Et puis le doute s'instille : euh, mais c'est écrit ? Ce sont des comédiens ? Le cadreur a posé sa caméra pour toute la scène comme au temps des frères Lumière ? Ah non, il zoome maintenant, comme moi quand je filmais ma famille avec mon premier caméscope. Mais ils avaient un budget ou c'est un film improvisé avec des copains ?


Aïe. Les (longues) minutes s'enchaînent et le doute laisse place à l'effroi qui se cristallise en consternation : mon dieu ! La série se déroule pendant la première guerre mondiale et s'il n'y avait le son et la couleur pour le démentir, je jurerais que ça a été filmé à la même époque. Non pas pour la qualité de la reconstitution mais pour le niveau de cinéma auquel je suis en train d'assister. Je fais pause pendant mon visionnage pour regarder de quand date cette série exactement. Catastrophe ! 1971... Oui, dix-neuf cent soixante et onze ! A la même époque aux États-Unis, on tournait pour la télévision la première saison de Columbo et les 3 saisons de Star Trek étaient déjà terminées depuis 3 ans.

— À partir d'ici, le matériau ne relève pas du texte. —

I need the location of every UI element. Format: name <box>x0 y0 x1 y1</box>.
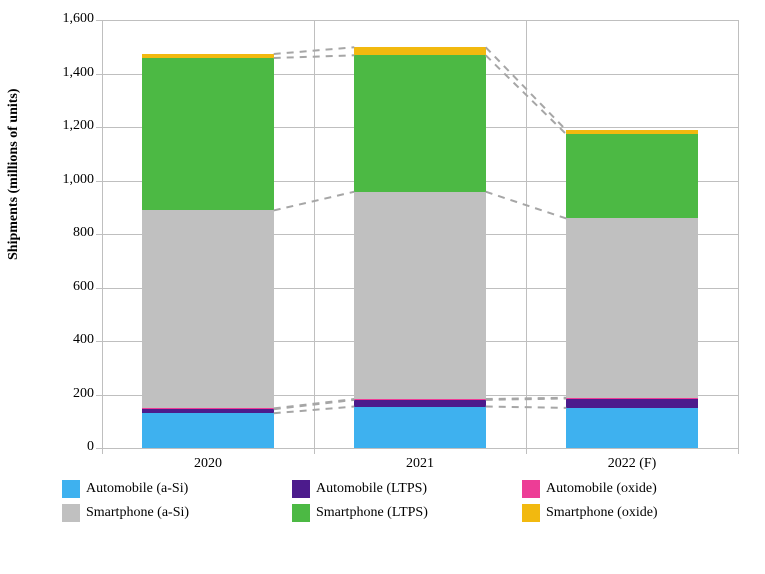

Et nous, nous en étions à... La Maison des bois ? Mais c'est une blague ? Là, bien sûr, tout fait sens et c'est Marie Pervenche qui me vient à l'esprit en saisissant avec une dramatique réalité pourquoi nous en étions encore à ça dans les années 80.


Dans La Maison des bois, beaucoup de choses sont consternantes : c'est (mal) filmé comme une pièce de théâtre, c'est à dire très souvent en plan large avec une caméra posée sur pied qui panote et qui zoome. Les acteurs semblent souvent improviser complètement leur texte (ça se sent) et de la manière la plus maladroite qui soit. La prise de son est déplorable : on comprend souvent un mot sur deux et il arrive même qu'avec seuls deux personnages à l'écran, le son de l'un des deux ne soit pas au même niveau que l'autre (sans doute un seul des deux a eu droit à un micro). Je ne suis pas sûr que ma mère aurait fait plus mal si on lui avait filé une caméra.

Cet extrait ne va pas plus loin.